Expérimentant différentes techniques et différents formats au gré des séries, Sylvain Dubrunfaut articule toute son œuvre autour de la question du portrait. On s’interroge alors légitimement sur ce qu’un peintre contemporain apporte à une telle tradition picturale millénaire. Comment reproduire un visage ? Comment rendre compte d’un individu par la peinture ? La ressemblance est-elle gage de qualité ? Peut-il y avoir une forme de justesse dans le portrait ou y a-t-il toujours subjectivité inaliénable du regard ?
S’il
pose sur les corps et les gestes un regard aiguisé par l’observation de modèles
sur le vif, le passage à la peinture est surtout précédé par la réalisation ou
la sélection de photographies et de vidéos.
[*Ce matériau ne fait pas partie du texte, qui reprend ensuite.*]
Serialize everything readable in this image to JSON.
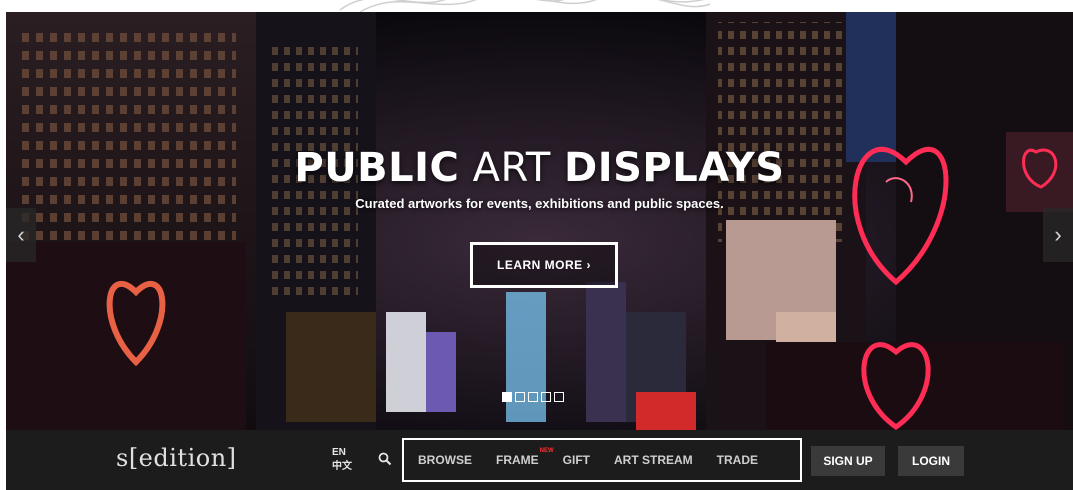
{
  "hero": {
    "title_bold_1": "PUBLIC",
    "title_light": "ART",
    "title_bold_2": "DISPLAYS",
    "subtitle": "Curated artworks for events, exhibitions and public spaces.",
    "cta_label": "LEARN MORE ›",
    "prev_arrow": "‹",
    "next_arrow": "›",
    "slides": 5,
    "active_slide": 1
  },
  "navbar": {
    "logo": "s[edition]",
    "lang_primary": "EN",
    "lang_secondary": "中文",
    "menu": [
      {
        "label": "BROWSE"
      },
      {
        "label": "FRAME",
        "badge": "NEW"
      },
      {
        "label": "GIFT"
      },
      {
        "label": "ART STREAM"
      },
      {
        "label": "TRADE"
      }
    ],
    "signup_label": "SIGN UP",
    "login_label": "LOGIN"
  },
  "colors": {
    "navbar_bg": "#1c1c1c",
    "button_bg": "#3a3a3a",
    "neon_red": "#ff2d55",
    "new_badge": "#ff2d2d"
  },
  "icons": [
    "search-icon",
    "chevron-left-icon",
    "chevron-right-icon"
  ]
}
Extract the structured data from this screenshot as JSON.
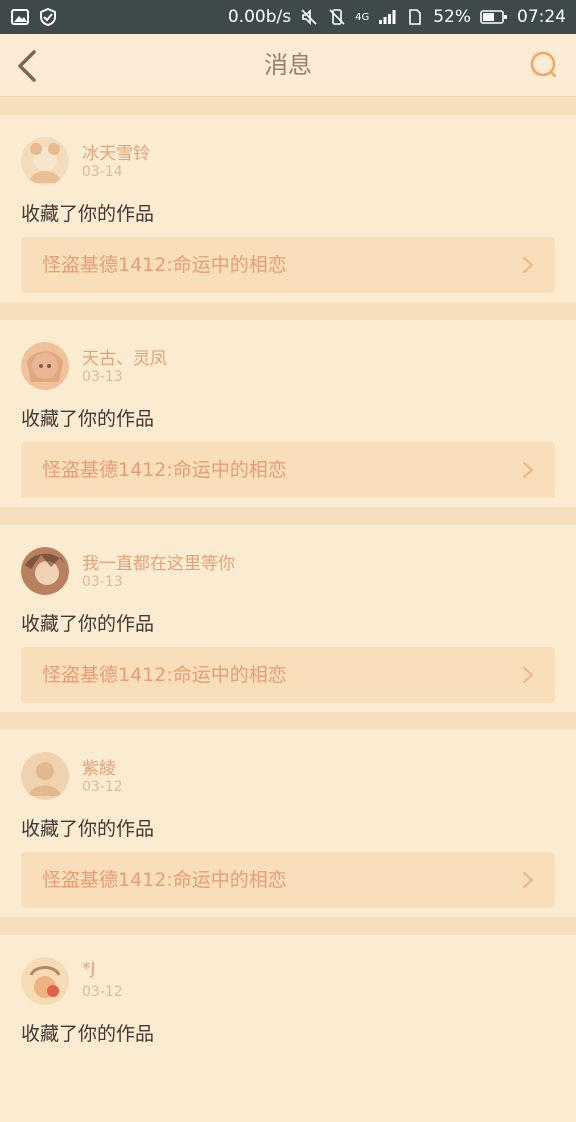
{
  "status": {
    "speed": "0.00b/s",
    "network": "4G",
    "battery": "52%",
    "time": "07:24"
  },
  "header": {
    "title": "消息"
  },
  "messages": [
    {
      "user": "冰天雪铃",
      "date": "03-14",
      "action": "收藏了你的作品",
      "work": "怪盗基德1412:命运中的相恋",
      "avatar_color": "#f2cfa6"
    },
    {
      "user": "天古、灵凤",
      "date": "03-13",
      "action": "收藏了你的作品",
      "work": "怪盗基德1412:命运中的相恋",
      "avatar_color": "#e8b48e"
    },
    {
      "user": "我一直都在这里等你",
      "date": "03-13",
      "action": "收藏了你的作品",
      "work": "怪盗基德1412:命运中的相恋",
      "avatar_color": "#c9906e"
    },
    {
      "user": "紫綾",
      "date": "03-12",
      "action": "收藏了你的作品",
      "work": "怪盗基德1412:命运中的相恋",
      "avatar_color": "#efd3b0"
    },
    {
      "user": "*J",
      "date": "03-12",
      "action": "收藏了你的作品",
      "work": "怪盗基德1412:命运中的相恋",
      "avatar_color": "#f0c9a1"
    }
  ]
}
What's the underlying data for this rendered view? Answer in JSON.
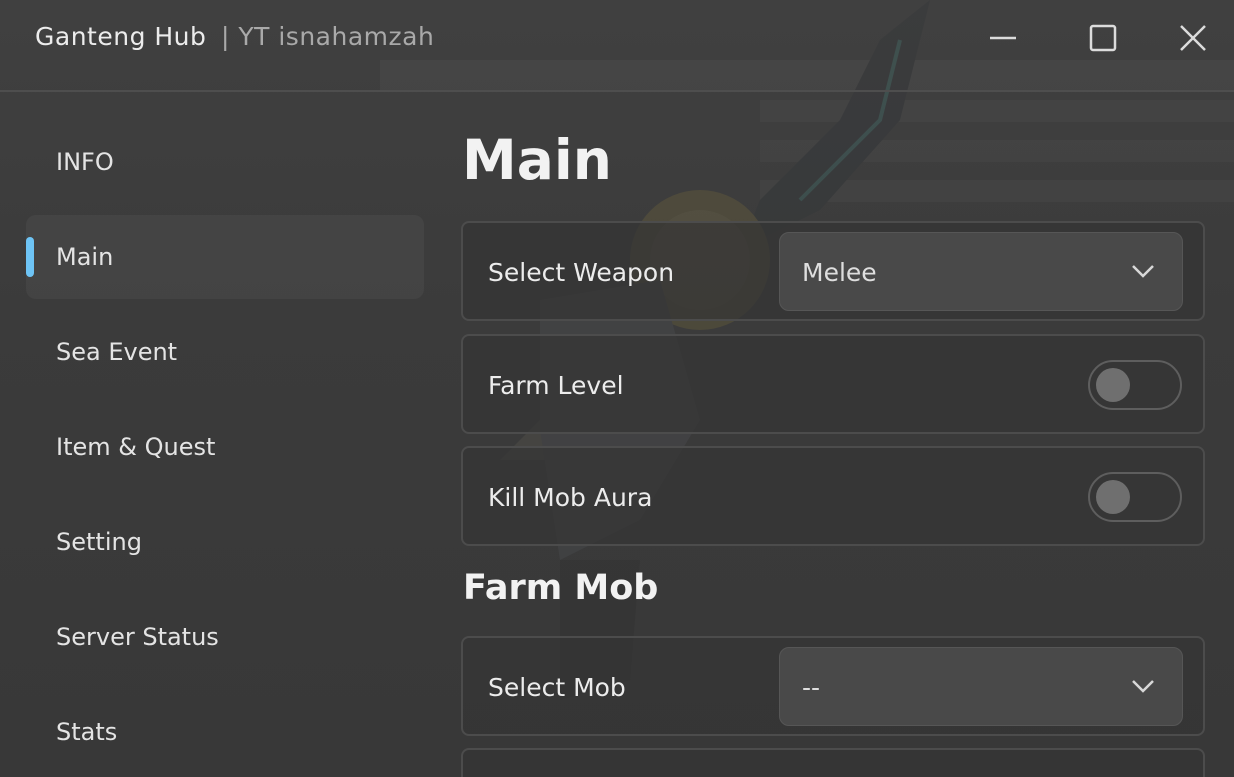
{
  "window": {
    "title": "Ganteng Hub",
    "subtitle": "| YT isnahamzah"
  },
  "controls": {
    "minimize_icon": "minimize-icon",
    "maximize_icon": "maximize-icon",
    "close_icon": "close-icon"
  },
  "sidebar": {
    "active": "Main",
    "accent_color": "#6ec4f5",
    "items": [
      {
        "label": "INFO"
      },
      {
        "label": "Main"
      },
      {
        "label": "Sea Event"
      },
      {
        "label": "Item & Quest"
      },
      {
        "label": "Setting"
      },
      {
        "label": "Server Status"
      },
      {
        "label": "Stats"
      }
    ]
  },
  "main": {
    "title": "Main",
    "select_weapon": {
      "label": "Select Weapon",
      "value": "Melee"
    },
    "farm_level": {
      "label": "Farm Level",
      "enabled": false
    },
    "kill_mob_aura": {
      "label": "Kill Mob Aura",
      "enabled": false
    },
    "farm_mob_section": {
      "title": "Farm Mob",
      "select_mob": {
        "label": "Select Mob",
        "value": "--"
      }
    }
  }
}
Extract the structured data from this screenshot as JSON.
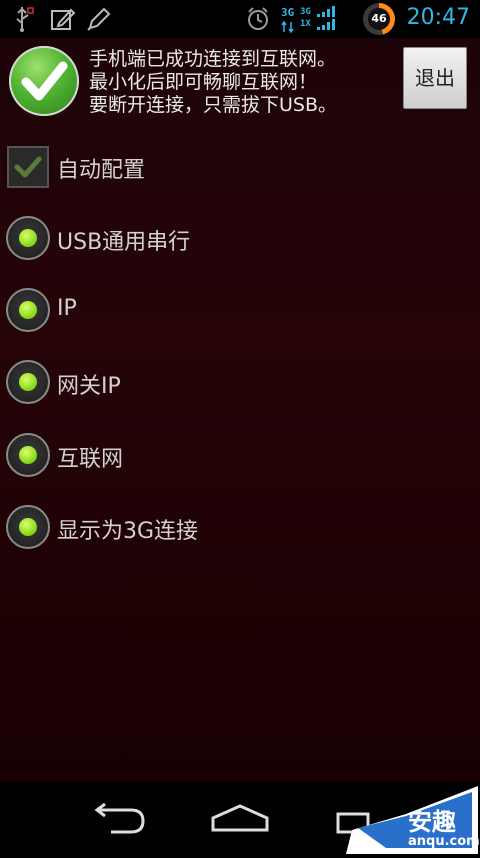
{
  "status_bar": {
    "time": "20:47",
    "network_top": "3G",
    "network_top2": "3G",
    "network_bottom": "1X",
    "battery_level": "46",
    "accent_color": "#33b5e5"
  },
  "connection": {
    "message_lines": [
      "手机端已成功连接到互联网。",
      "最小化后即可畅聊互联网！",
      "要断开连接，只需拔下USB。"
    ],
    "exit_label": "退出"
  },
  "options": {
    "auto_config": {
      "label": "自动配置",
      "checked": true
    },
    "radios": [
      {
        "label": "USB通用串行",
        "selected": true
      },
      {
        "label": "IP",
        "selected": true
      },
      {
        "label": "网关IP",
        "selected": true
      },
      {
        "label": "互联网",
        "selected": true
      },
      {
        "label": "显示为3G连接",
        "selected": true
      }
    ]
  },
  "navigation": {
    "back": "back-icon",
    "home": "home-icon",
    "recents": "recents-icon"
  },
  "watermark": {
    "brand": "安趣",
    "domain": "anqu.com"
  }
}
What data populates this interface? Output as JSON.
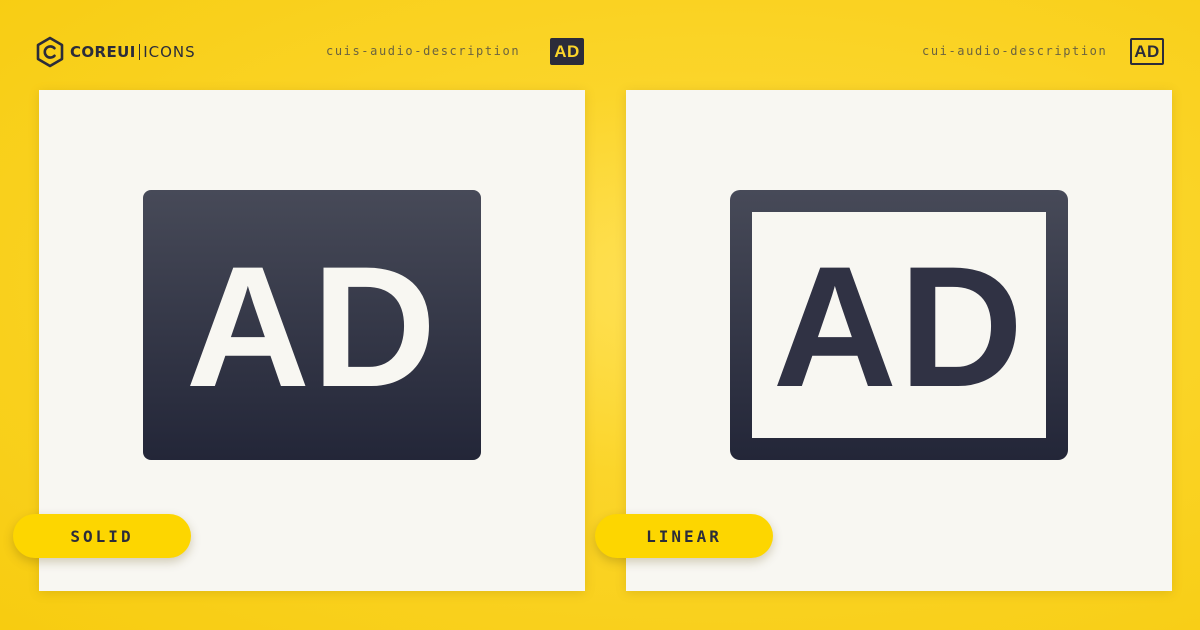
{
  "brand": {
    "logo_core": "COREUI",
    "logo_icons": "ICONS",
    "logo_icon": "coreui-hexagon-icon"
  },
  "variants": [
    {
      "style": "solid",
      "icon_name": "cuis-audio-description",
      "badge_text": "AD",
      "pill_label": "SOLID",
      "big_text": "AD"
    },
    {
      "style": "linear",
      "icon_name": "cui-audio-description",
      "badge_text": "AD",
      "pill_label": "LINEAR",
      "big_text": "AD"
    }
  ],
  "colors": {
    "background": "#f7cc10",
    "pill": "#fdd600",
    "icon_dark_top": "#474a58",
    "icon_dark_bottom": "#232638",
    "card": "#f8f7f2"
  }
}
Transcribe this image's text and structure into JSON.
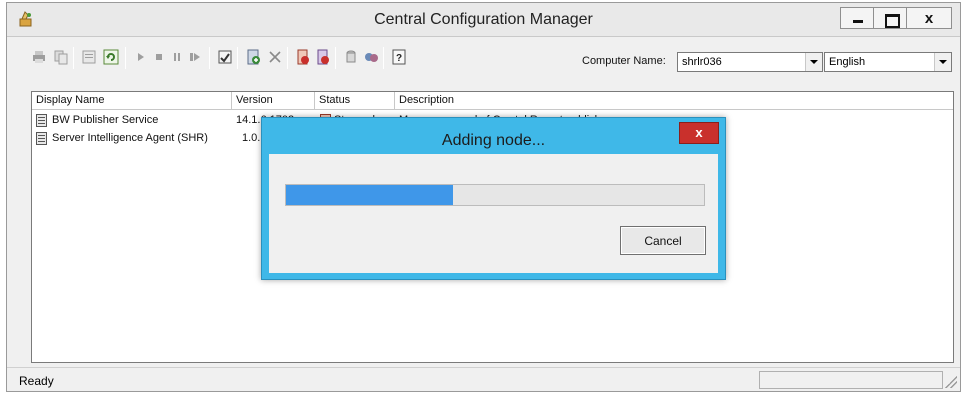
{
  "window": {
    "title": "Central Configuration Manager",
    "close_glyph": "x"
  },
  "toolbar": {
    "icons": [
      "print-icon",
      "copy-icon",
      "properties-icon",
      "refresh-icon",
      "start-icon",
      "stop-icon",
      "pause-icon",
      "resume-icon",
      "configure-icon",
      "add-node-icon",
      "delete-icon",
      "add-server-icon",
      "remove-server-icon",
      "database-icon",
      "manage-icon",
      "help-icon"
    ],
    "computer_name_label": "Computer Name:",
    "computer_name_value": "shrlr036",
    "language_value": "English"
  },
  "list": {
    "columns": [
      "Display Name",
      "Version",
      "Status",
      "Description"
    ],
    "rows": [
      {
        "name": "BW Publisher Service",
        "version": "14.1.6.1702",
        "status": "Stopped",
        "description": "Manages a pool of Crystal Report publishers"
      },
      {
        "name": "Server Intelligence Agent (SHR)",
        "version": "1.0.",
        "status": "",
        "description": ""
      }
    ]
  },
  "status_bar": {
    "text": "Ready"
  },
  "dialog": {
    "title": "Adding node...",
    "close_glyph": "x",
    "progress": 0.4,
    "cancel_label": "Cancel"
  },
  "colors": {
    "dialog_frame": "#3fb8e8",
    "progress_fill": "#3f97e9",
    "close_button": "#c9302c"
  }
}
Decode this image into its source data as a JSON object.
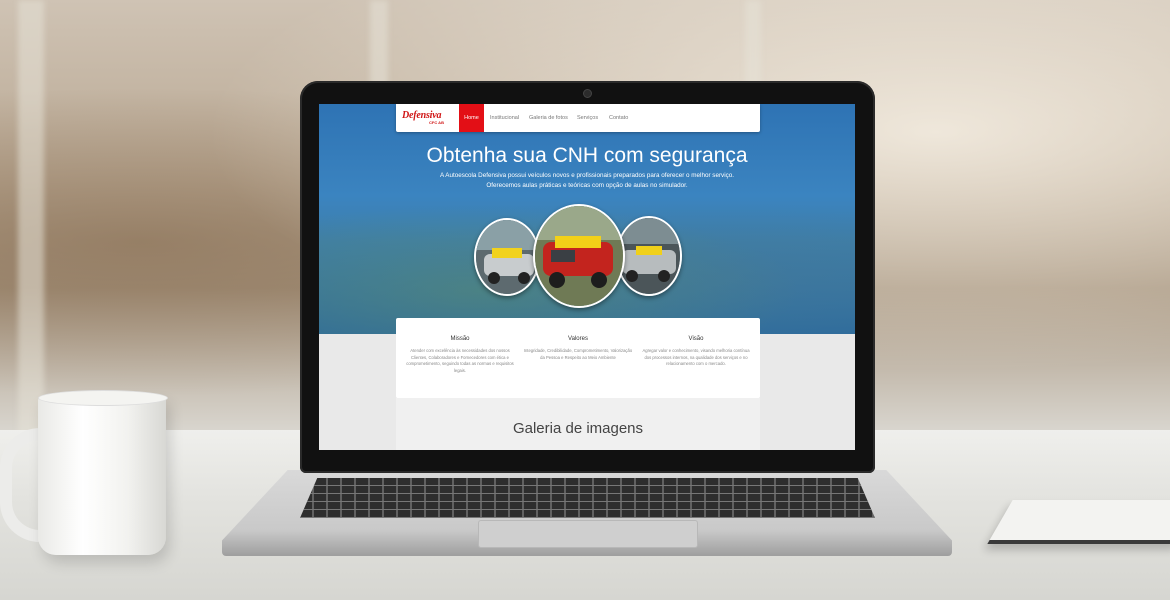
{
  "site": {
    "logo": "Defensiva",
    "logo_sub": "CFC AB",
    "accent_color": "#e30f16",
    "nav": [
      "Home",
      "Institucional",
      "Galeria de fotos",
      "Serviços",
      "Contato"
    ],
    "hero": {
      "title": "Obtenha sua CNH com segurança",
      "line1": "A Autoescola Defensiva possui veículos novos e profissionais preparados para oferecer o melhor serviço.",
      "line2": "Oferecemos aulas práticas e teóricas com opção de aulas no simulador.",
      "photos": [
        "car-photo",
        "car-photo",
        "car-photo"
      ]
    },
    "columns": [
      {
        "title": "Missão",
        "text": "Atender com excelência às necessidades dos nossos Clientes, Colaboradores e Fornecedores com ética e comprometimento, seguindo todas as normas e requisitos legais."
      },
      {
        "title": "Valores",
        "text": "Integridade, Credibilidade, Comprometimento, Valorização da Pessoa e Respeito ao Meio Ambiente"
      },
      {
        "title": "Visão",
        "text": "Agregar valor e conhecimento, visando melhoria contínua dos processos internos, na qualidade dos serviços e no relacionamento com o mercado."
      }
    ],
    "gallery_title": "Galeria de imagens"
  }
}
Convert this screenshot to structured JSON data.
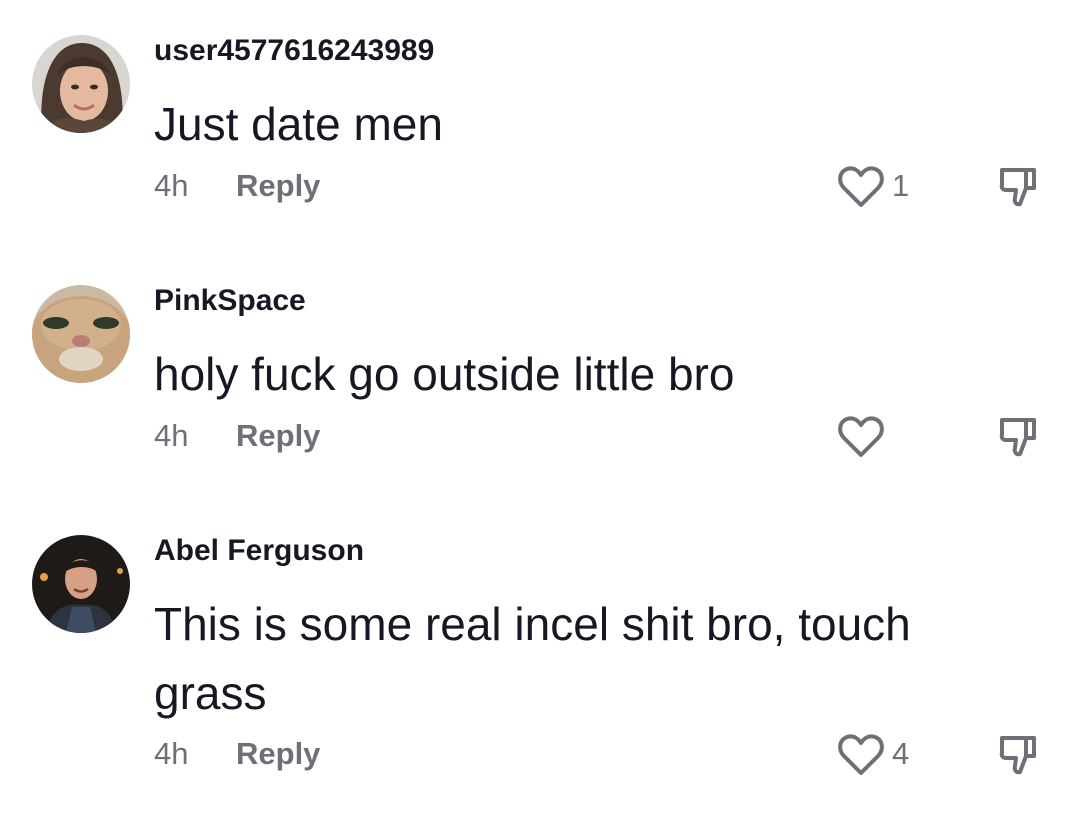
{
  "comments": [
    {
      "username": "user4577616243989",
      "text": "Just date men",
      "time": "4h",
      "reply_label": "Reply",
      "like_count": "1",
      "avatar_icon": "avatar-photo-woman",
      "like_icon": "heart-outline-icon",
      "dislike_icon": "thumbs-down-icon"
    },
    {
      "username": "PinkSpace",
      "text": "holy fuck go outside little bro",
      "time": "4h",
      "reply_label": "Reply",
      "like_count": "",
      "avatar_icon": "avatar-photo-cat",
      "like_icon": "heart-outline-icon",
      "dislike_icon": "thumbs-down-icon"
    },
    {
      "username": "Abel Ferguson",
      "text": "This is some real incel shit bro, touch grass",
      "time": "4h",
      "reply_label": "Reply",
      "like_count": "4",
      "avatar_icon": "avatar-photo-man",
      "like_icon": "heart-outline-icon",
      "dislike_icon": "thumbs-down-icon"
    }
  ],
  "colors": {
    "primary_text": "#161823",
    "secondary_text": "#6f7077",
    "icon": "#6f7077",
    "background": "#ffffff"
  }
}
Filtrée par le regard du peintre,
le mécanisme photographique ou digital puis par la peinture, la réalité
contenue dans la ressemblance du modèle se délite et l’échec est attendu.
Pourtant, dès le premier regard on comprend qu’il saisit dans l’instantanéité
que permettent ces outils, toute la richesse des expressions, des mouvements et
des cadrages qui font la particularité de ses productions.
Parce que les femmes et les hommes saisis par la pellicule ou la captation vidéo ne sont pas objectivés, parce que l’œuvre se veut fenêtre ouverte sur la complexité de l’individu dans un moment et non copie inanimée aspirant à saisir la totalité d’un être, les portraits de Sylvain Dubrunfaut nous font toucher aux subtilités de l’âme humaine. Ils nous interrogent à la fois dans un rapport aux autres et un rapport à soi en nous plaçant comme interlocuteur, voyeur ou même sujet pouvant dialoguer, observer ou s’identifier et se projeter à la place du modèle. Même de dos ou le visage couvert, le primas du mimétisme cède sa place à la véracité des sensations et des émotions dépeintes.